Behavioral differences between paired and unpaired groups. A, Mean numbers of responses (± SEM) for paired (n = 5) and unpaired (n = 5) groups were not different during training sessions and extinction, but only paired animals showed a cue-induced reinstatement of responding. Data analyzed with ANOVA revealed the main effects of group (F_(1,16) = 16.23; p < 0.001), session (F_(1,16) = 6.57; p < 0.03), and a group × session interaction (F_(1,16) = 13.36; p < 0.003) and were followed by pairwise comparisons (Holm-Sidak). *p < 0.001. B, Cumulative activity records depicting the response pattern for representative animals of each group during the 120 min reinstatement session. Each upward inflection and corresponding tick mark represents one nosepoke response, shown on the y-axis. Note slope change for the paired animal after the first ∼65 nosepoke responses. Arrows represent noncontingent sucrose deliveries for the unpaired group 80 min into the reinstatement session. C, Microanalysis of behavior during the reinstatement session. Mean (± SEM) percentages of port entries or nosepokes are given. In the 2 s after the nosepoke, paired animals were more likely to enter the port after a cue (paired t test; p < 0.005) and to repeat responding after the absence of a cue (p < 0.003), whereas unpaired animals were equally likely to enter the port or to repeat nosepoking after either the presence or absence of the cue (p > 0.05). NP, nosepoke; Ø, absence of cue; PE, port entry. *p < 0.005.

Figure 4.

Example of a selectively cue-responsive neuron. The perievent raster and histogram (PERH) of a neuron showed a significant change in phasic activity in response to nosepokes paired with a cue presentation but did not show a significant change in phasic activity to nosepokes that were not paired with the cue. Neurons showing this response pattern are referred to as selectively cue responsive. For all PERHs, the arrow indicates the time of the reference event, or zero time point. The bin size equals 40 ms for this and subsequent figures.

Figure 5.

Corresponding changes in behavior and neural encoding of the cue from early to late reinstatement. A, Example of the pattern of port entry during the reinstatement session for a representative paired animal shown in a perievent raster with response-contingent cue presentation as the reference event. Each row represents a trial, and the cue presentation is the reference event. Early in the session, cue presentations were consistently followed by port entries (filled diamonds). A discrete change occurred in late reinstatement because the paired animal continued to respond to the cue but no longer checked the port for sucrose. B, C, Perievent raster and histogram (PERH) of a BLA single-unit with a differential response to the presence (excitation) and absence (inhibition) of the cue in early reinstatement (B) and then a loss of these responses in late reinstatement (C).

Figure 6.

Neural responses to cue presentation. Two types of cue-responsive neurons include selectively cue-responsive neurons and neurons that were differentially responsive to the presence and absence of the cue. The paired group had significantly higher mean percentages of neurons per rat selectively responding to the cue, as well as mean percentages of neurons differentially responding to the presence or absence of the cue, than the unpaired group (n = 5 rats per group; *p < 0.001; t test).

Figure 7.

Cue-responsive neurons can be categorized into rapidly extinguishing or long-lasting response types.
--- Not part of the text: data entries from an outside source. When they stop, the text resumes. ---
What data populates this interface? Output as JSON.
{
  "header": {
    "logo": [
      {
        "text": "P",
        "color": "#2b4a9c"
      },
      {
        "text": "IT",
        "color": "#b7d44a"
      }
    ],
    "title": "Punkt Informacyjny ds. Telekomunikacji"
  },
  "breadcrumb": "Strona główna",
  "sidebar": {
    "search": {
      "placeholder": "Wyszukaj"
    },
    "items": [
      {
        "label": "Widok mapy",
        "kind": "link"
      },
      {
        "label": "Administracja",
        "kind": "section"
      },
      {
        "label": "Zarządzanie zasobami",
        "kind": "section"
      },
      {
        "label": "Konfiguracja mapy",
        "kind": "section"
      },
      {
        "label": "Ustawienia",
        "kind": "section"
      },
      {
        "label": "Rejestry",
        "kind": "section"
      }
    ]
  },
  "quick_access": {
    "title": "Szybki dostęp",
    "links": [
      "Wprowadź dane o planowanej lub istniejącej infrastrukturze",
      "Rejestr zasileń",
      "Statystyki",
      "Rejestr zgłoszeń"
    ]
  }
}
A, Perievent raster and histogram (PERH) of BLA single-unit encoding conditioned incentive; the phasic response to the cue is present only when the subject entered the port after cue presentation. Once the cue no longer provided an incentive to approach the sucrose port, the response to the cue disappeared. B, PERH of BLA single-unit encoding conditioned reinforcement; the phasic response to the cue is present whether or not the subject entered the port after cue presentation. The cue acted as a conditioned reinforcer throughout the reinstatement session, as shown by the ability of the cue presentation to maintain a steady rate of nosepoke responding in the absence of the primary reinforcer.

Figure 8.

Subpopulations of cue-responsive neurons. The distribution of numbers of cue-responsive neurons recorded from animals in the paired group that are conditioned incentive encoding or conditioned reinforcement encoding.